Dáil debates

Thursday, 3 November 2005

 

Irish Unification: Motion (Resumed).

11:00 am

Photo of Pat RabbittePat Rabbitte (Dublin South West, Labour)

Having regard to the terms of the Government amendment, which I support, I will not be moving the amendment tabled in my name and those of my Labour Party colleagues. Having regard to the Sinn Féin motion, it seems the party still lives in an alternate reality, with its own timeline and its own rules of cause and effect. In our reality, the provisional movement failed to live up to its obligations under the Good Friday Agreement and failed to deliver decommissioning by May 2000. It was that failure that undermined the working of the Agreement and its institutions. It ensured that the institutions of devolved government never got a real chance to become firmly bedded down, and it led to the suspension of those institutions and the present impasse.

In the Sinn Féin view, the party has been godfather and chief promoter of what it calls the Irish peace process. It believes the party has always been a fan of the Agreement, even though it has yet to sign it. Moreover, according to this motion, it seeks the re-establishment of the institutions of the Agreement at the earliest date, conveniently ignoring that these institutions have suffered almost terminal harm as a result of the procrastination and cynical manoeuvring of the provisional movement itself.

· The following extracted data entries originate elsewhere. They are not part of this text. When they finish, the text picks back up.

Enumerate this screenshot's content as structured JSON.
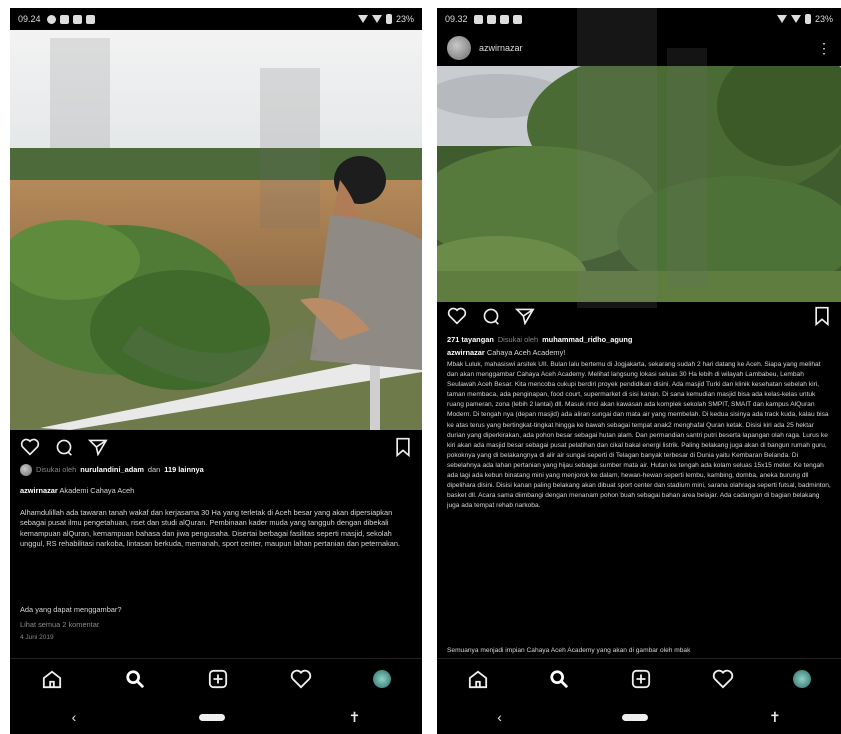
{
  "left": {
    "status": {
      "time": "09.24",
      "battery": "23%"
    },
    "likes": {
      "prefix": "Disukai oleh",
      "user": "nurulandini_adam",
      "middle": "dan",
      "count": "119 lainnya"
    },
    "caption": {
      "user": "azwirnazar",
      "text": "Akademi Cahaya Aceh"
    },
    "description": "Alhamdulillah ada tawaran tanah wakaf dan kerjasama 30 Ha yang terletak di Aceh besar yang akan dipersiapkan sebagai pusat ilmu pengetahuan, riset dan studi alQuran. Pembinaan kader muda yang tangguh dengan dibekali kemampuan alQuran, kemampuan bahasa dan jiwa pengusaha. Disertai berbagai fasilitas seperti masjid, sekolah unggul, RS rehabilitasi narkoba, lintasan berkuda, memanah, sport center, maupun lahan pertanian dan peternakan.",
    "question": "Ada yang dapat menggambar?",
    "view_comments": "Lihat semua 2 komentar",
    "date": "4 Juni 2019"
  },
  "right": {
    "status": {
      "time": "09.32",
      "battery": "23%"
    },
    "username": "azwirnazar",
    "views": {
      "count": "271 tayangan",
      "prefix": "Disukai oleh",
      "user": "muhammad_ridho_agung"
    },
    "caption": {
      "user": "azwirnazar",
      "text": "Cahaya Aceh Academy!"
    },
    "description": "Mbak Luluk, mahasiswi arsitek UII. Bulan lalu bertemu di Jogjakarta, sekarang sudah 2 hari datang ke Aceh. Siapa yang melihat dan akan menggambar Cahaya Aceh Academy. Melihat langsung lokasi seluas 30 Ha lebih di wilayah Lambabeu, Lembah Seulawah Aceh Besar. Kita mencoba cukupi berdiri proyek pendidikan disini. Ada masjid Turki dan klinik kesehatan sebelah kiri, taman membaca, ada penginapan, food court, supermarket di sisi kanan. Di sana kemudian masjid bisa ada kelas-kelas untuk ruang pameran, zona (lebih 2 lantai) dll. Masuk rinci akan kawasan ada komplek sekolah SMPIT, SMAIT dan kampus AlQuran Modern. Di tengah nya (depan masjid) ada aliran sungai dan mata air yang membelah. Di kedua sisinya ada track kuda, kalau bisa ke atas terus yang bertingkat-tingkat hingga ke bawah sebagai tempat anak2 menghafal Quran ketak. Disisi kiri ada 25 hektar durian yang diperkirakan, ada pohon besar sebagai hutan alam. Dan permandian santri putri beserta lapangan olah raga. Lurus ke kiri akan ada masjid besar sebagai pusat pelatihan dan cikal bakal energi listrik. Paling belakang juga akan di bangun rumah guru, pokoknya yang di belakangnya di alir air sungai seperti di Telagan banyak terbesar di Dunia yaitu Kembaran Belanda. Di sebelahnya ada lahan pertanian yang hijau sebagai sumber mata air. Hutan ke tengah ada kolam seluas 15x15 meter. Ke tengah ada lagi ada kebun binatang mini yang menjorok ke dalam, hewan-hewan seperti lembu, kambing, domba, aneka burung dll dipelihara disini. Disisi kanan paling belakang akan dibuat sport center dan stadium mini, sarana olahraga seperti futsal, badminton, basket dll. Acara sama diimbangi dengan menanam pohon buah sebagai bahan area belajar. Ada cadangan di bagian belakang juga ada tempat rehab narkoba.",
    "tail": "Semuanya menjadi impian Cahaya Aceh Academy yang akan di gambar oleh mbak"
  }
}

At the present time, when those of us in the real world are hoping that the institutions of devolved government in Northern Ireland may be restored, with luck, at some stage next year, Sinn Féin has decided, as Deputy O'Donnell stated, that the time is right to press for Irish unity.

My view is that Sinn Féin's current strategy is not primarily about the return of the institutions in the North. It is not about power sharing or the restoration of the assembly. Sinn Féin's strategy is about its own political gain and winning concessions from the two Governments. It is also about causing division within the Irish Government in order to proclaim itself the only party truly committed to Irish unity.

Sinn Féin sees political capital and seat gains in maintaining a sense of permanent crisis in the peace process to keep itself centre stage, domestically and internationally.